Siapa nyana, ledakan kecil gunung berapi bisa mencegah kenaikan temperatur dan membantu pemulihan iklim Bumi. Temuan tersebut menjelaskan kenapa pemanasan global melambat dalam 15 tahun terakhir.
Iklan
Bahwa debu vulkanik yang terperangkap di atmosfer Bumi bisa mempengaruhi iklim sudah bukan rahasia lagi. Tapi kini ilmuwan menemukan, letusan kecil gunung berapi memiliki konsekuensi besar terhadap susunan partikel di atmosfer dan dengan begitu perubahan iklim.

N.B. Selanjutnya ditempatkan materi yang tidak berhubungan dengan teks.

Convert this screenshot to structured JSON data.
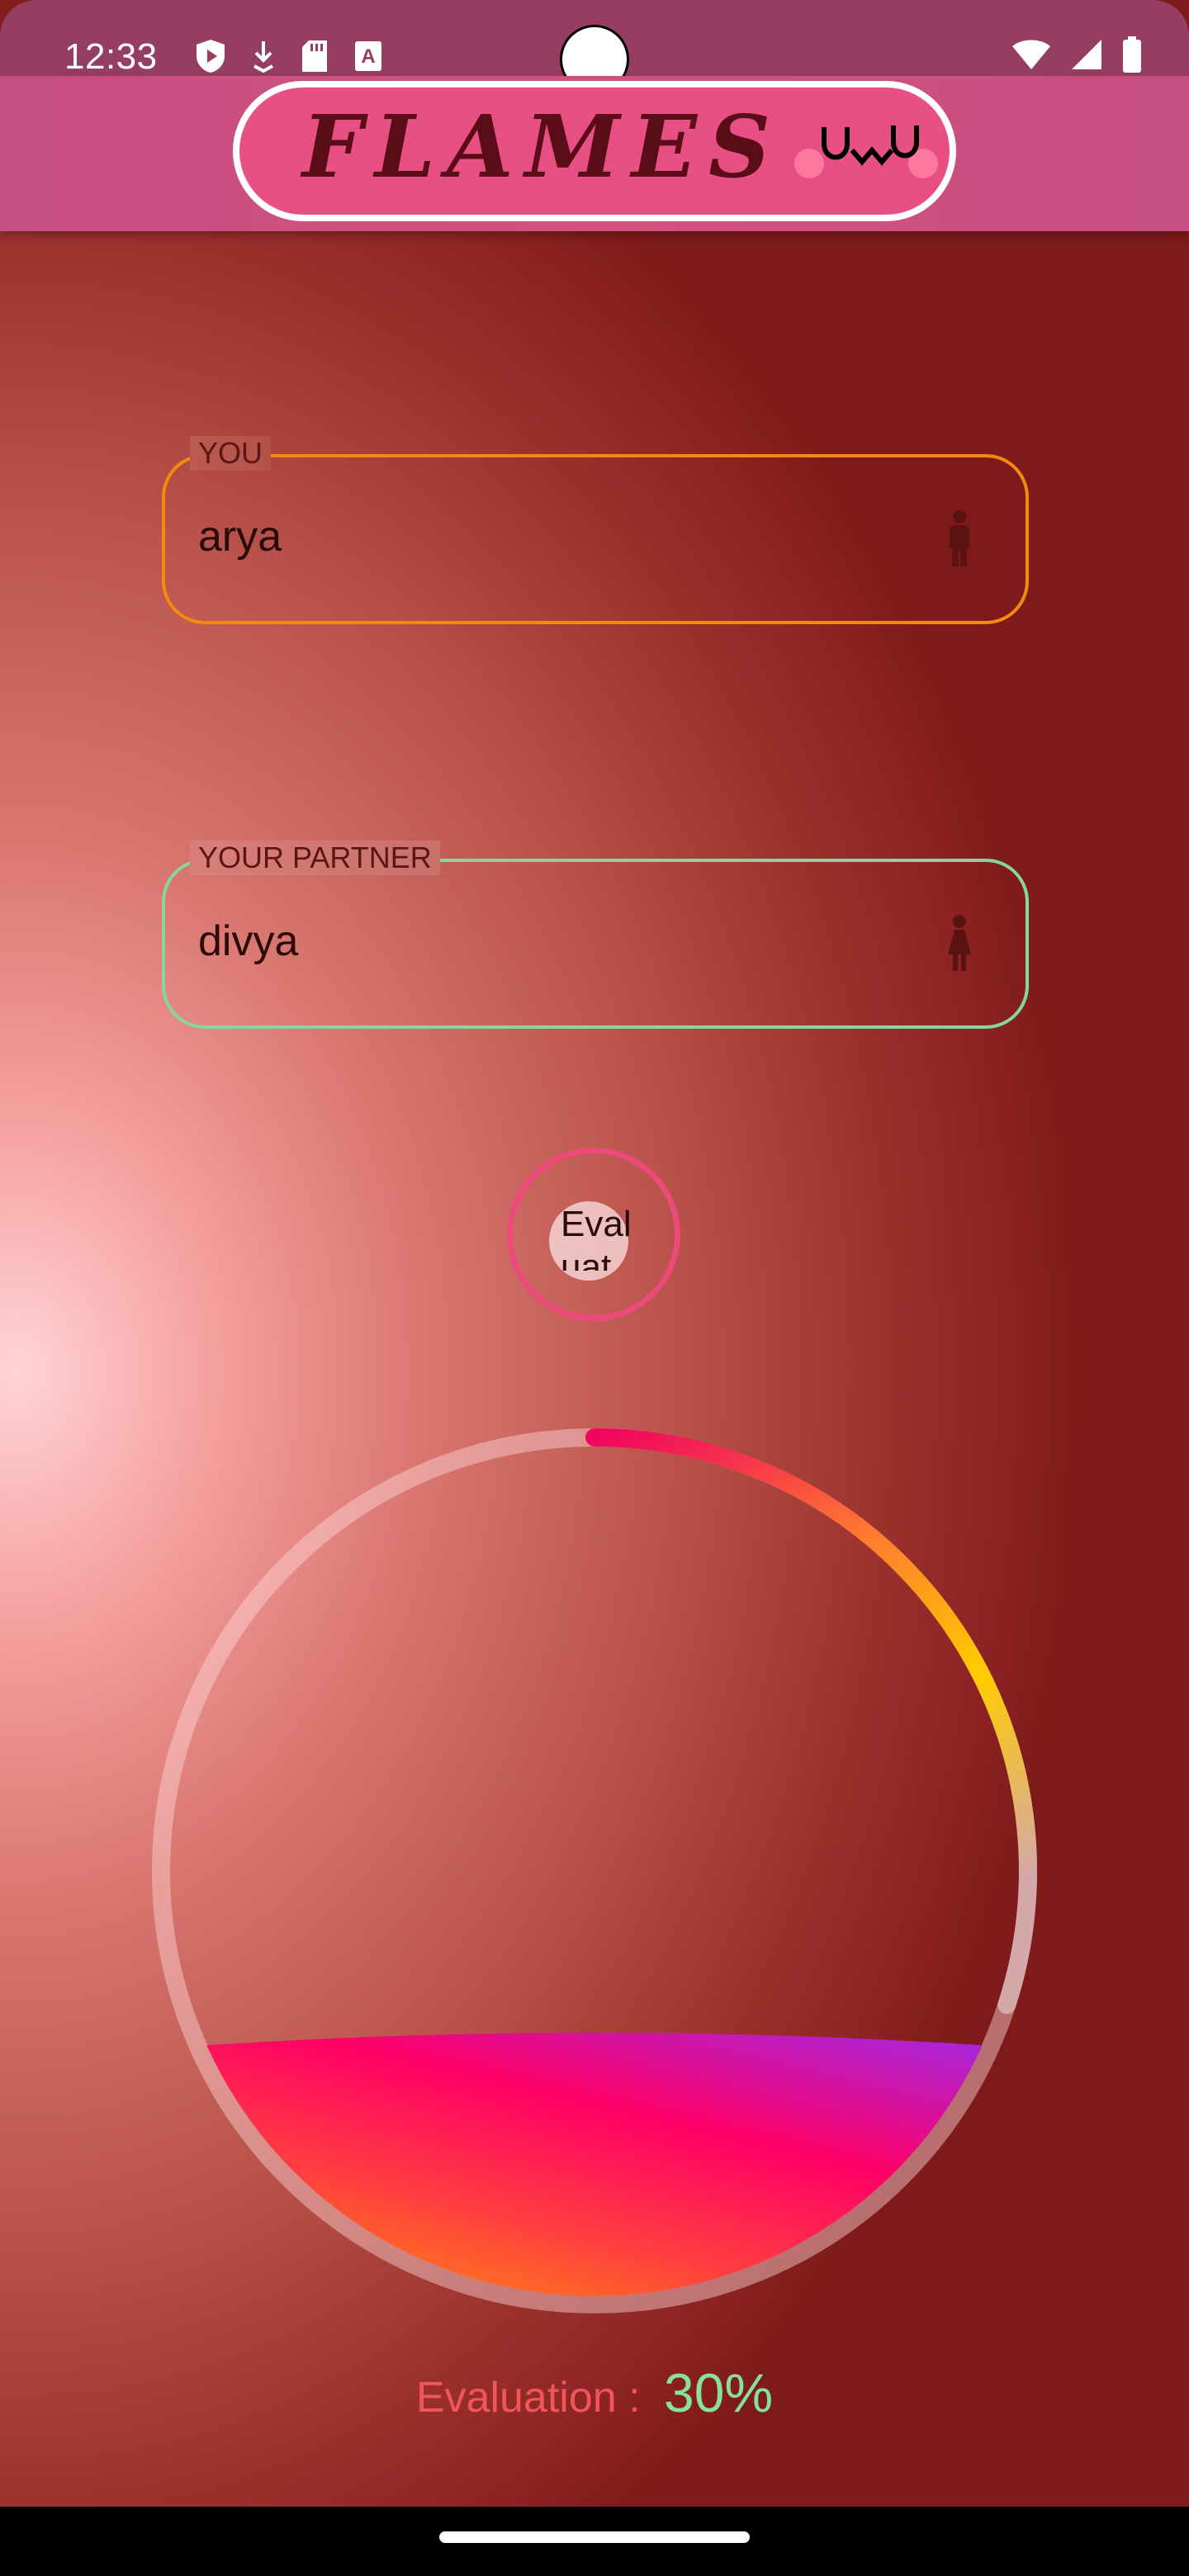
{
  "status_bar": {
    "time": "12:33",
    "left_icons": [
      "play-protect-icon",
      "download-icon",
      "sd-card-icon",
      "keyboard-a-icon"
    ],
    "right_icons": [
      "wifi-icon",
      "cell-signal-icon",
      "battery-icon"
    ]
  },
  "app_bar": {
    "title": "FLAMES",
    "mascot": "uwu-face-icon",
    "colors": {
      "bar": "#c64e80",
      "pill": "#e84f84",
      "title": "#5a0d17"
    }
  },
  "form": {
    "you": {
      "label": "YOU",
      "value": "arya",
      "icon": "male-person-icon",
      "border_color": "#f3890f"
    },
    "partner": {
      "label": "YOUR PARTNER",
      "value": "divya",
      "icon": "female-person-icon",
      "border_color": "#86d6a0"
    }
  },
  "evaluate_button": {
    "label": "Evaluat",
    "border_color": "#ec4a7a"
  },
  "gauge": {
    "progress_percent": 30,
    "fill_percent": 30,
    "arc_colors": [
      "#f0055f",
      "#ff7a30",
      "#ffcc00",
      "#d4a8a8"
    ],
    "fill_colors": [
      "#ff8c10",
      "#ff0066",
      "#9b2cf0"
    ]
  },
  "result": {
    "label": "Evaluation",
    "separator": ":",
    "value": "30%"
  }
}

Pendeknya, letusan gunung api kecil bisa memperlambat pemanasan global dengan menyebarkan partikel aerosol sulfur yang menghalangi sinar matahari dan menurunkan temperatur Bumi.
"Dengan memantulkan energi matahari kembali ke luar angkasa, partikel asam sulfur dari letusan-letusan kecil gunung berapi boleh jadi bertanggungjawab atas menurunnya temperatur global sebanyak 0.05 hingga 0.12 drajat Celcius sejak tahun 2000," tulis ilmuwan dalam jurnal ilmiah.
Beragam Teori Iklim
"Data baru ini bisa menjelaskan kenapa kenaikan temperatur global melambat selama 15 tahun terakhir."
Sebagai catatan, tahun terpanas dalam catatan sejarah terjadi pada 1998. Kendati suhu pada beberapa tahun terakhir lebih panas dari suhu rata-rata di abad ke 20, kenaikan drastis suhu bumi pada dekade 1990-an mulai memasuki fase stabil.
Gunung Api Paling Berbahaya dan Mematikan
Di seluruh dunia terdapat 1.500 gunung api aktif, yang erupsinya dalam dua abad terakhir menewaskan ratusan ribu orang. Indonesia dengan 130 gunung api aktif, memegang rekor letusan terdahsyat dan korban terbanyak.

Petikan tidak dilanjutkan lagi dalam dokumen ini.